Data la strana manovra effettuata dai due arrestati è verosimile che,
uscendo dall'autostrada, era loro intenzione dirigersi a Pescara ma,
mai come in questo caso, l'aver sbagliato strada è costato caro. I due
sono stati condotti al carcere di Chieti ove rimarranno a disposizione
della locale Procura della Repubblica.

21/02/2009 12.23

«ANTONIO NIGRO ESTRANEO ALLA VICENDA»

A seguito dell'udienza di convalida del 23 febbraio, Antonio Nigro è stato rilasciato.
«Il mio assistito», ha spiegato l'avvocato Florenzo Coletti, «ha dimostrato la propria estraneità ai fatti allo stesso contestati e per tale ragione il gip, Paolo di Geronimo, non ha ritenuto di fissare alcuna misura restrittiva per cui lo stesso è stato rilasciato.
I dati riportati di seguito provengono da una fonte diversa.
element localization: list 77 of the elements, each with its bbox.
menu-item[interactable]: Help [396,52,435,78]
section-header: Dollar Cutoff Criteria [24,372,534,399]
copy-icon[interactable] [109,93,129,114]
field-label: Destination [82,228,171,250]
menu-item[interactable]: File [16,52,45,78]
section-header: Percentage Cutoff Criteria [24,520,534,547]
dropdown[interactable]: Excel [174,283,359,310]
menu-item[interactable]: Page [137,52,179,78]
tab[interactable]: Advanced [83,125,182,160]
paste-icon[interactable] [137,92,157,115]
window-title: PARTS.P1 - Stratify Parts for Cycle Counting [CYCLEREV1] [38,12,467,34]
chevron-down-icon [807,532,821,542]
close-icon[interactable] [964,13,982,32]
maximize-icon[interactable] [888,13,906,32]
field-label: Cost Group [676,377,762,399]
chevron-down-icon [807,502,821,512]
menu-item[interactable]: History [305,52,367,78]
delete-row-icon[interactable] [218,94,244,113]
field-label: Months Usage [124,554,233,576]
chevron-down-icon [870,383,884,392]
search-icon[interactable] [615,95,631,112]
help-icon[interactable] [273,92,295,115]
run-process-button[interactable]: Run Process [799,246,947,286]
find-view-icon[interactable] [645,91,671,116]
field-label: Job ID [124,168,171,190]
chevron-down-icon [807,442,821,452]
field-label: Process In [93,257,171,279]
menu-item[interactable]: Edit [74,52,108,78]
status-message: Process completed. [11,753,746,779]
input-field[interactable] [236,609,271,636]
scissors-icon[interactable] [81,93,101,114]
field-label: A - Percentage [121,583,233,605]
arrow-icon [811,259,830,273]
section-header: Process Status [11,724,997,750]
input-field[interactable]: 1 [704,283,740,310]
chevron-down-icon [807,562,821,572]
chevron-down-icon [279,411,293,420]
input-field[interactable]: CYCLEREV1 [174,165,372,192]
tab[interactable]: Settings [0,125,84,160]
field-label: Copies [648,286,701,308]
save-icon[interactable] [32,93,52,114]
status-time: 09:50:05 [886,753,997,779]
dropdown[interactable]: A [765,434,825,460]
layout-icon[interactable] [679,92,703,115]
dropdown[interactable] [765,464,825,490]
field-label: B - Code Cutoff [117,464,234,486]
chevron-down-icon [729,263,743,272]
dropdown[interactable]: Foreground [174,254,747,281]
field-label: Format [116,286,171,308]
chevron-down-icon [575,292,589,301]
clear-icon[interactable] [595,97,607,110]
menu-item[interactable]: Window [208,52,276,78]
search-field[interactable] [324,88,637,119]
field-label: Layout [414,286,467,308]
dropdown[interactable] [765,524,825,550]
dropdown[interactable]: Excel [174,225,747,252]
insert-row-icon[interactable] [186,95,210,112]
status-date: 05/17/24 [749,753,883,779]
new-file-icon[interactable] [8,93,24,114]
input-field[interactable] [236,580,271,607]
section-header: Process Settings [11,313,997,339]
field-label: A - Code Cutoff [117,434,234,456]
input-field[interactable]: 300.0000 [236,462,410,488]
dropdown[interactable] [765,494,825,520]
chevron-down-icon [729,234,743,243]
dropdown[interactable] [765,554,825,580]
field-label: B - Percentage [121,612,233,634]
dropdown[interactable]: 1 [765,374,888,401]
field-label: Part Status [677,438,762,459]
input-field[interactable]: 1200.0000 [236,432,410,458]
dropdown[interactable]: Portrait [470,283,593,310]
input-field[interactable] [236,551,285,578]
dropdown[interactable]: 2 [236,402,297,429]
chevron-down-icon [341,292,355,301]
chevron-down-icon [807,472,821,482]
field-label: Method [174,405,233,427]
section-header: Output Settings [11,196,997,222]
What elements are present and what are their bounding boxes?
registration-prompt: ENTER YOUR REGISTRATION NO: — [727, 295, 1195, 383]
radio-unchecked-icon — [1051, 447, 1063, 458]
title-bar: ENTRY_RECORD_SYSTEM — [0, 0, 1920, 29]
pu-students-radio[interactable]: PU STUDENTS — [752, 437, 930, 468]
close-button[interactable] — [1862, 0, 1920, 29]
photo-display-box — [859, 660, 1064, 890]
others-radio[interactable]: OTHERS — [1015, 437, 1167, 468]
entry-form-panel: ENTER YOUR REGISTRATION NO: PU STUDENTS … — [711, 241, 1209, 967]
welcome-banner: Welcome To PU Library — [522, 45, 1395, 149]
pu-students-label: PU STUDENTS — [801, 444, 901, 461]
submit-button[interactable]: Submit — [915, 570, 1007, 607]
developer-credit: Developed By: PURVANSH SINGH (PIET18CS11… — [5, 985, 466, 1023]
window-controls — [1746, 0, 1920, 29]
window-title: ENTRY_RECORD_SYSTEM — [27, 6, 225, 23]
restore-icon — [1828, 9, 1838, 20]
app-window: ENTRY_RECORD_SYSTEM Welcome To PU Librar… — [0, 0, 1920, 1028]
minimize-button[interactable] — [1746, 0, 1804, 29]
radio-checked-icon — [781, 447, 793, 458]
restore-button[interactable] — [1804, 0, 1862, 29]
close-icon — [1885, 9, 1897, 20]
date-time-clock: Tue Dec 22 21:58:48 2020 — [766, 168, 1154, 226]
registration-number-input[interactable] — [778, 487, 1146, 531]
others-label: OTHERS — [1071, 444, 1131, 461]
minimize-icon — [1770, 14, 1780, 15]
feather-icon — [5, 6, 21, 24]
Preciso che il mio assistito, contrariamente a quanto pubblicato non è "pregiudicato di Milano", ma svolge l'onesta professione di meccanico, non avendo mai avuto contatti con la malavita»
Si è potuto appurare che Nigro viaggiava sull'autovettura del cittadino ceco per motivi di lavoro e non aveva alcun legame con il reato contestato. Per questo l'uomo è stato rilasciato e sono cadute tutte le contestazioni mosse in un primo momento.